Bookings and Profitability
Managing income from a vacation rental is complex due to the different ways platforms handle money. Anfitrión is designed so you see your real profitability transparently.
How to record a booking
In the Income section, you can add each booking individually. For each you'll need:
- Guest: Customer identification.
- Dates: Check-in and Check-out (the app calculates nights automatically).
- Gross Amount: What the guest pays in total.
- Platform: Where the booking was made.
Fee Models: Airbnb vs Booking
This is the most important point for your numbers to add up:
Deduction Model (e.g. Airbnb)
The platform deducts its fee before sending you the money.
- In Anfitrión, you'll see the Net Amount (what you receive in the bank) and the fee already subtracted. You don't need to create a separate expense for the fee.
Invoicing Model (e.g. Booking.com)
The platform sends you the total amount (or the guest pays you directly), and later the platform sends you a monthly invoice for its services.
- In Anfitrión, we record the total income. The application detects it's an invoice model and automatically creates a pending expense in your Transaction Ledger for the fee value. This way, your monthly profitability is accurate.

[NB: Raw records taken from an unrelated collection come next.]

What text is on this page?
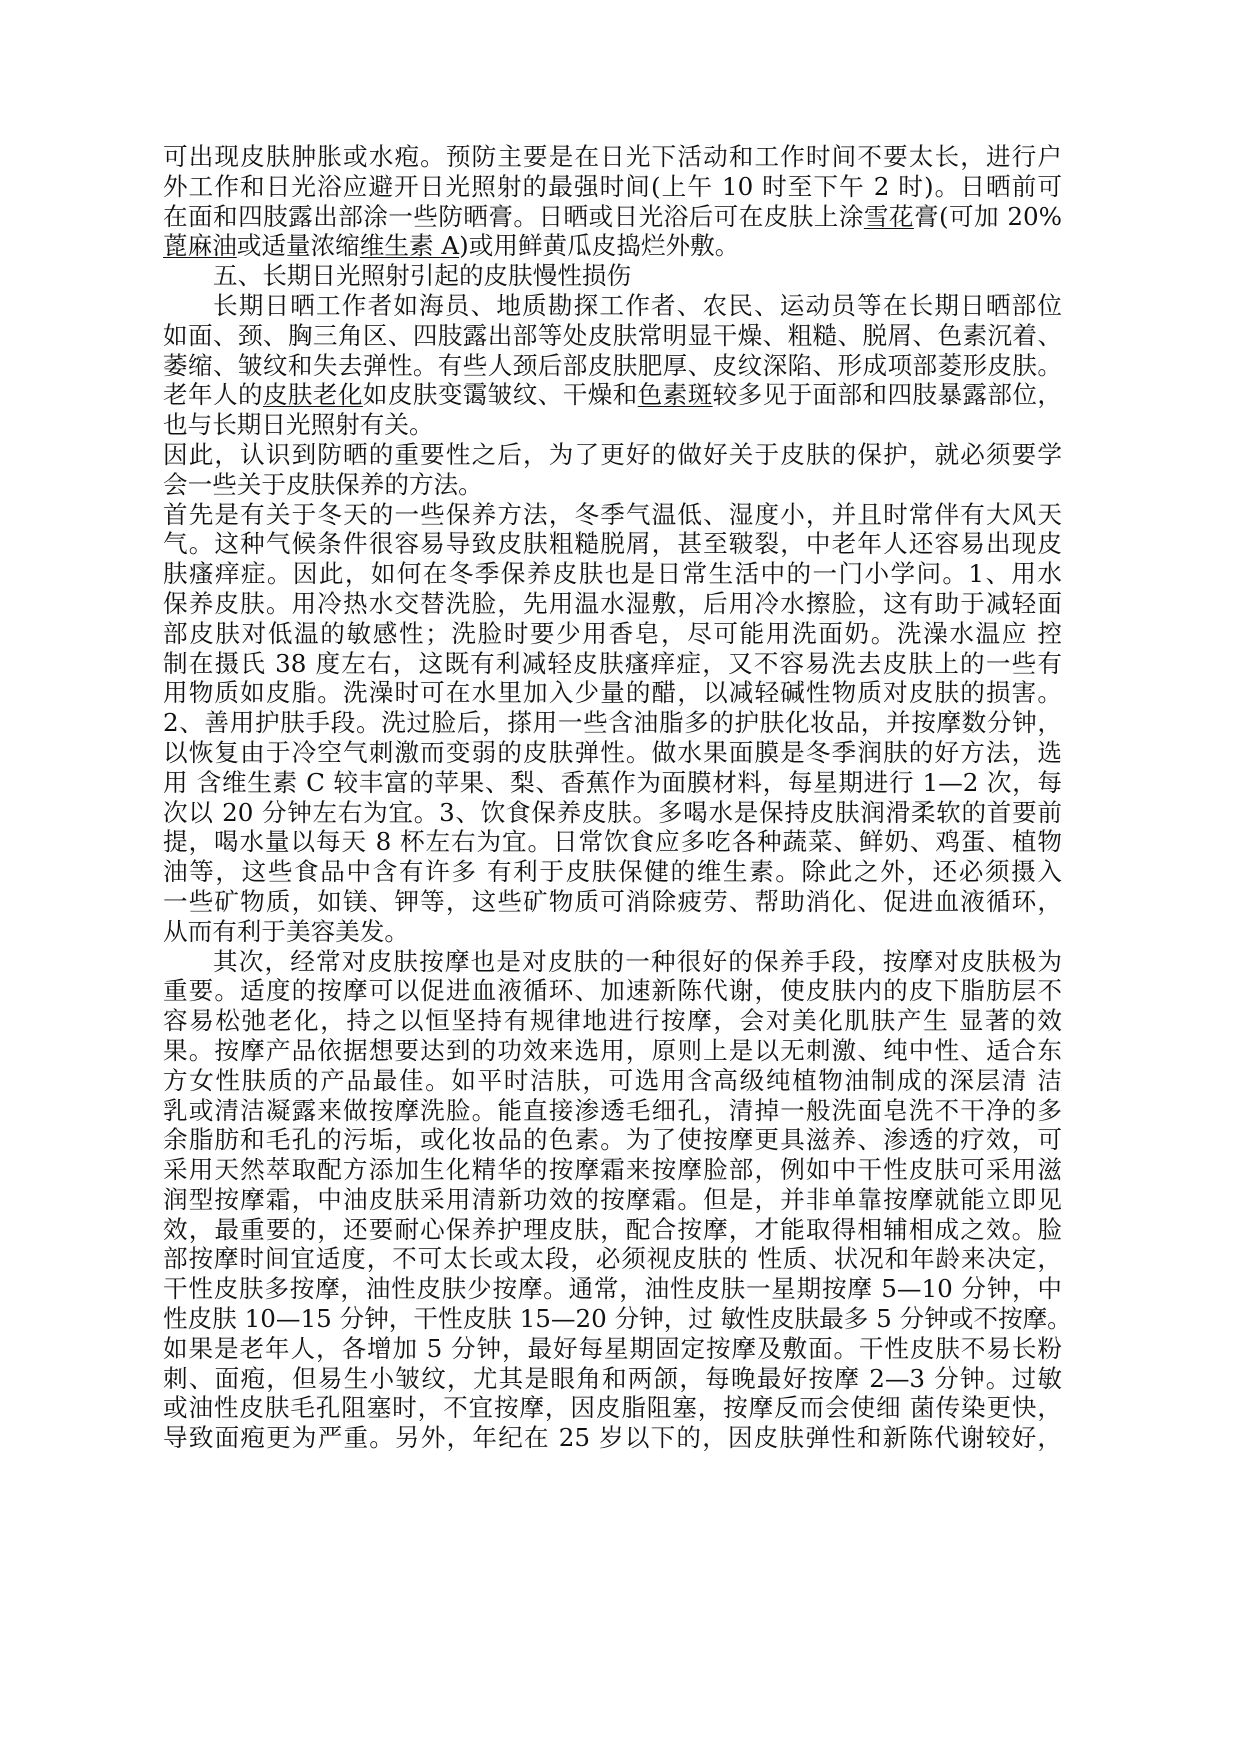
可出现皮肤肿胀或水疱。预防主要是在日光下活动和工作时间不要太长，进行户
外工作和日光浴应避开日光照射的最强时间(上午 10 时至下午 2 时)。日晒前可
在面和四肢露出部涂一些防晒膏。日晒或日光浴后可在皮肤上涂雪花膏(可加 20%
蓖麻油或适量浓缩维生素 A)或用鲜黄瓜皮捣烂外敷。
五、长期日光照射引起的皮肤慢性损伤
长期日晒工作者如海员、地质勘探工作者、农民、运动员等在长期日晒部位
如面、颈、胸三角区、四肢露出部等处皮肤常明显干燥、粗糙、脱屑、色素沉着、
萎缩、皱纹和失去弹性。有些人颈后部皮肤肥厚、皮纹深陷、形成项部菱形皮肤。
老年人的皮肤老化如皮肤变霭皱纹、干燥和色素斑较多见于面部和四肢暴露部位，
也与长期日光照射有关。
因此，认识到防晒的重要性之后，为了更好的做好关于皮肤的保护，就必须要学
会一些关于皮肤保养的方法。
首先是有关于冬天的一些保养方法，冬季气温低、湿度小，并且时常伴有大风天
气。这种气候条件很容易导致皮肤粗糙脱屑，甚至皲裂，中老年人还容易出现皮
肤瘙痒症。因此，如何在冬季保养皮肤也是日常生活中的一门小学问。1、用水
保养皮肤。用冷热水交替洗脸，先用温水湿敷，后用冷水擦脸，这有助于减轻面
部皮肤对低温的敏感性；洗脸时要少用香皂，尽可能用洗面奶。洗澡水温应 控
制在摄氏 38 度左右，这既有利减轻皮肤瘙痒症，又不容易洗去皮肤上的一些有
用物质如皮脂。洗澡时可在水里加入少量的醋，以减轻碱性物质对皮肤的损害。
2、善用护肤手段。洗过脸后，搽用一些含油脂多的护肤化妆品，并按摩数分钟，
以恢复由于冷空气刺激而变弱的皮肤弹性。做水果面膜是冬季润肤的好方法，选
用 含维生素 C 较丰富的苹果、梨、香蕉作为面膜材料，每星期进行 1—2 次，每
次以 20 分钟左右为宜。3、饮食保养皮肤。多喝水是保持皮肤润滑柔软的首要前
提，喝水量以每天 8 杯左右为宜。日常饮食应多吃各种蔬菜、鲜奶、鸡蛋、植物
油等，这些食品中含有许多 有利于皮肤保健的维生素。除此之外，还必须摄入
一些矿物质，如镁、钾等，这些矿物质可消除疲劳、帮助消化、促进血液循环，
从而有利于美容美发。
其次，经常对皮肤按摩也是对皮肤的一种很好的保养手段，按摩对皮肤极为
重要。适度的按摩可以促进血液循环、加速新陈代谢，使皮肤内的皮下脂肪层不
容易松弛老化，持之以恒坚持有规律地进行按摩，会对美化肌肤产生 显著的效
果。按摩产品依据想要达到的功效来选用，原则上是以无刺激、纯中性、适合东
方女性肤质的产品最佳。如平时洁肤，可选用含高级纯植物油制成的深层清 洁
乳或清洁凝露来做按摩洗脸。能直接渗透毛细孔，清掉一般洗面皂洗不干净的多
余脂肪和毛孔的污垢，或化妆品的色素。为了使按摩更具滋养、渗透的疗效，可
采用天然萃取配方添加生化精华的按摩霜来按摩脸部，例如中干性皮肤可采用滋
润型按摩霜，中油皮肤采用清新功效的按摩霜。但是，并非单靠按摩就能立即见
效，最重要的，还要耐心保养护理皮肤，配合按摩，才能取得相辅相成之效。脸
部按摩时间宜适度，不可太长或太段，必须视皮肤的 性质、状况和年龄来决定，
干性皮肤多按摩，油性皮肤少按摩。通常，油性皮肤一星期按摩 5—10 分钟，中
性皮肤 10—15 分钟，干性皮肤 15—20 分钟，过 敏性皮肤最多 5 分钟或不按摩。
如果是老年人，各增加 5 分钟，最好每星期固定按摩及敷面。干性皮肤不易长粉
刺、面疱，但易生小皱纹，尤其是眼角和两颌，每晚最好按摩 2—3 分钟。过敏
或油性皮肤毛孔阻塞时，不宜按摩，因皮脂阻塞，按摩反而会使细 菌传染更快，
导致面疱更为严重。另外，年纪在 25 岁以下的，因皮肤弹性和新陈代谢较好，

How to interpret booking profitability
The application analyzes each booking and shows:
- Income per night: So you can compare performance by season.
- Fee impact: How much each platform is deducting from your profit.
- Net margin: The real money left after fees and associated variable expenses (like cleaning).
Relationship between Bookings and Transactions
Every time you record a booking, a movement is created in the Transaction Ledger. This unifies your accounting so when you export your data for tax filing, you don't have to cross-reference calendars with bank statements: everything is on the same list.